I don’t know that most people care at all or even know about this. ChatGPT still far and away has the largest consumer market and brand recognition.
What Anthropic has done exceedingly well is work their way into corporations.
I have personally seen massive uptake over the last 6 months of regular people in corporations using Claude cowork. They are all genuinely amazed by what it can do for them.
OpenAI wants to be more of a Google. It’s increasingly seeming like consumer may not be as good of a play here
> OpenAI wants to be more of a Google. It’s increasingly seeming like consumer may not be as good of a play here
OpenAI has openings right now for "AI Deployment Engineer"-style positions, which is a role where they embed that employee in one or more customer's businesses. E.g.:
https://openai.com/careers/ai-deployment-engineer-startups-s...

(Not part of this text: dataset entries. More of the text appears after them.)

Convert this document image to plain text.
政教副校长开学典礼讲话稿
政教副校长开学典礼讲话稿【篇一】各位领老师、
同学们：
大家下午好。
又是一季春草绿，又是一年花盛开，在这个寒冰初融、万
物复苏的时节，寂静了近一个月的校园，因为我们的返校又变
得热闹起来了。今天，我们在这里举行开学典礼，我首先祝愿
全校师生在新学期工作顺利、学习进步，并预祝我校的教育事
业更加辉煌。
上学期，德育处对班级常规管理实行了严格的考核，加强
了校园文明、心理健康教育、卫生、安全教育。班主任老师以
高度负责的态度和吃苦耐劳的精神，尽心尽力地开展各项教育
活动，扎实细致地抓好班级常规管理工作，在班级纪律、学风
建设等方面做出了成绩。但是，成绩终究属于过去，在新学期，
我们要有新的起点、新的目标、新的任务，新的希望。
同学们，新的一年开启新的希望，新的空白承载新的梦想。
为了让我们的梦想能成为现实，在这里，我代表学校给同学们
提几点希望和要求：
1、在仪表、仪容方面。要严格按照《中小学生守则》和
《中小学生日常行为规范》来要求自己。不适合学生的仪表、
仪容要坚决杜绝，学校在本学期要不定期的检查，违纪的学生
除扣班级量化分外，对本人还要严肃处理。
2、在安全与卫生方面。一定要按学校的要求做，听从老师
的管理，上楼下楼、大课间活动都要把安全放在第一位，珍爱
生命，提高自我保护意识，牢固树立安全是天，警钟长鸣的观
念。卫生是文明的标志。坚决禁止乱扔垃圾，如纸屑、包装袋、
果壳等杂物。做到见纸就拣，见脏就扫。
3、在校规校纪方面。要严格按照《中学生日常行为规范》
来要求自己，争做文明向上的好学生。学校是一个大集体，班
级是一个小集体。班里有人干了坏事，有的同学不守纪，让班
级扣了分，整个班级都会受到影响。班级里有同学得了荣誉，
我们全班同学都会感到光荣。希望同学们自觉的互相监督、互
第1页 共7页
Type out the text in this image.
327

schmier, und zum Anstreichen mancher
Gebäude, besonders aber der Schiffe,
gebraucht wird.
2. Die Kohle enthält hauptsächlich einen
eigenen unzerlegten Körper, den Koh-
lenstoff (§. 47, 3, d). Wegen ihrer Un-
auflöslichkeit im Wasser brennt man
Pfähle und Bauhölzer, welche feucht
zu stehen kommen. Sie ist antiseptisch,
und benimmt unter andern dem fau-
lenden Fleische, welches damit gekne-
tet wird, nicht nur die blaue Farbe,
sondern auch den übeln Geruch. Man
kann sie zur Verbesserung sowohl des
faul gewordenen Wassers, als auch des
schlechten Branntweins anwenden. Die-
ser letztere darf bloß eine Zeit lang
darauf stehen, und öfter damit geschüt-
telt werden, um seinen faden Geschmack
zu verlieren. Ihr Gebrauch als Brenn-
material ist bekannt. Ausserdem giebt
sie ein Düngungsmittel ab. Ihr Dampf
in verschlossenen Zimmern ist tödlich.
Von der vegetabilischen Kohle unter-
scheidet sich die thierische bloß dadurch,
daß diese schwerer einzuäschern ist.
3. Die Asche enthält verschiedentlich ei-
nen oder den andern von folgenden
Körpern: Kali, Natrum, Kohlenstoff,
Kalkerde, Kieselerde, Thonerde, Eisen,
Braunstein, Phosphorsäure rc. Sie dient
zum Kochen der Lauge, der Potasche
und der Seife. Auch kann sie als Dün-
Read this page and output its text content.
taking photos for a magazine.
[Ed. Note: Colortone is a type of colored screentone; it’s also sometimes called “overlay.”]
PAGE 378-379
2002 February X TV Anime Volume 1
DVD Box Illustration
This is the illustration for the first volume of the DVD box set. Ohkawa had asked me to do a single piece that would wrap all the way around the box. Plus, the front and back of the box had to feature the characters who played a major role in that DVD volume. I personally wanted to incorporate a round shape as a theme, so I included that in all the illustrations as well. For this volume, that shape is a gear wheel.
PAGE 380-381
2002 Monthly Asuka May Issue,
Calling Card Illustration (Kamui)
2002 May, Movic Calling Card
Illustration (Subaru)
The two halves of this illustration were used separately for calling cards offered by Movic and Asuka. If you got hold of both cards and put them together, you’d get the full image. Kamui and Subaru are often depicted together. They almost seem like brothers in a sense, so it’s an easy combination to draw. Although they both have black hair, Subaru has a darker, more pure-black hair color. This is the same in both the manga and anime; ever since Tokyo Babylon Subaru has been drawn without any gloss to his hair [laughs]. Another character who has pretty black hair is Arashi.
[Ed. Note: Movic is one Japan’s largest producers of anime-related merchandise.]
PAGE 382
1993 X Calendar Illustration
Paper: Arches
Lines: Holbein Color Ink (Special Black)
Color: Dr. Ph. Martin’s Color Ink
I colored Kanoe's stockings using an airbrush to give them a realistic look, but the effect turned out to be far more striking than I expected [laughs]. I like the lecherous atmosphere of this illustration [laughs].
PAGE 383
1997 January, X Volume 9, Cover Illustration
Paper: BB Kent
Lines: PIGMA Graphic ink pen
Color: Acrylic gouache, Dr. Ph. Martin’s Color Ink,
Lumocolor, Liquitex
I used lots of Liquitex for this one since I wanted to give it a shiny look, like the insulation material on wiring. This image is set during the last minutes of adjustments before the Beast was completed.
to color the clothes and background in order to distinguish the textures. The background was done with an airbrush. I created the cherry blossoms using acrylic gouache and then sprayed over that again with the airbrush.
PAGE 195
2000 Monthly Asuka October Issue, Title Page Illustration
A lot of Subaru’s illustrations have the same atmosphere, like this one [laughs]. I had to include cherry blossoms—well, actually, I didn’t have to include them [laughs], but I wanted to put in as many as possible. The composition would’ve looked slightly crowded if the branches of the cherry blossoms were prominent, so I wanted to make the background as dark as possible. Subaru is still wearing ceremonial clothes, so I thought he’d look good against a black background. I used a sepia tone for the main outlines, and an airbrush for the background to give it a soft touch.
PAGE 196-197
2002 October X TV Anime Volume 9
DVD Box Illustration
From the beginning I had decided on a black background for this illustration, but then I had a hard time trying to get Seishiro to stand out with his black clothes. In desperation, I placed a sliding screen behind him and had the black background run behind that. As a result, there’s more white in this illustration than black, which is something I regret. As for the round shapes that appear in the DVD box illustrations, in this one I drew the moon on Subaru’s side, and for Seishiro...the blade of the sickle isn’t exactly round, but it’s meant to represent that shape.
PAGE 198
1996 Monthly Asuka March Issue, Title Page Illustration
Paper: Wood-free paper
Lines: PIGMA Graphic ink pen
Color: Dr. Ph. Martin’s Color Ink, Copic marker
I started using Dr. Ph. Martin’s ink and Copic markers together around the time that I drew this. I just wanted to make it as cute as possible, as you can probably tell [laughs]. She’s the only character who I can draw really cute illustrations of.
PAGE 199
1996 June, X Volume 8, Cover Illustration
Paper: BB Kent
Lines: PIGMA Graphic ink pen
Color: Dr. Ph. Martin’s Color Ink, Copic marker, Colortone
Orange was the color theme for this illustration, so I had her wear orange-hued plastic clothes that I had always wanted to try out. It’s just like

I think this is the right way to go about it. Getting AI integrated well is more of a consulting package than it is a technology/code thing. Just handing a business a model+API will not result in high-quality or long-term relationships. This AI transformation is the most invasive possible thing I can imagine for a business. You really need a human on site to help the other humans across the treacherous organizational and psychological bridges.
Even in the consumer space the cool kids stopped using ChatGPT this year. The swing in reputation and momentum these last few months has been nothing short of extraordinary. Like a political race, once a leader loses “the big mo” it’s incredibly hard to win it back. That’s the situation OpenAI faces now.
My short experience with Claude and ChatGPT via web is that:
1. the way GPT writes is simply fundamentally annoying. I pretty much had to create a project with a file that said "do not use headings, lists or emojis" to make it bearable. It feels like, as a product, this sort of thing should be a general preference the user sets before they even start talking to a chatbot.
2. Claude just loves wasting tokens doing things nobody asked for. You ask "how do I calculate the distance between 2 points?" and it's probably going to compile some C code in the background with tests to make sure it works, then generate an interactive diagram on the fly to show how the math works, and then give you a downloadable file with the code. Like, dude, I just want some text. Why are you doing all of this?
Both of these problems come from the obvious lack of any UI controls in the software. there is no way for the user to know what sorts of things the software can do, because it's not exposed via UI as a checkbox like "generate interactive diagram" or "avoid using emojis." Discoverability is burning tokens to figure out what prompts work, or looking at example prompts the developer placed in the welcome screen.
I just feel it's completely ridiculous how LLM's are essentially the culmination of a trajectory of bad UI practices masquerading as "good UX" and now they're being implemented everywhere because people think it's good UX a blank textbox where you don't even know what you're supposed to type to do something.
Allegedly OpenAI's contracting model is much more vicious than Anthropic's; at work (admittedly a little IP-protective) we have unlimited Claude, but no Codex subscription because OpenAI won't give us sufficient guarantees around data retention.
We are also concerned that it may not be possible to bind OpenAI using contract terms and/or the US legal system.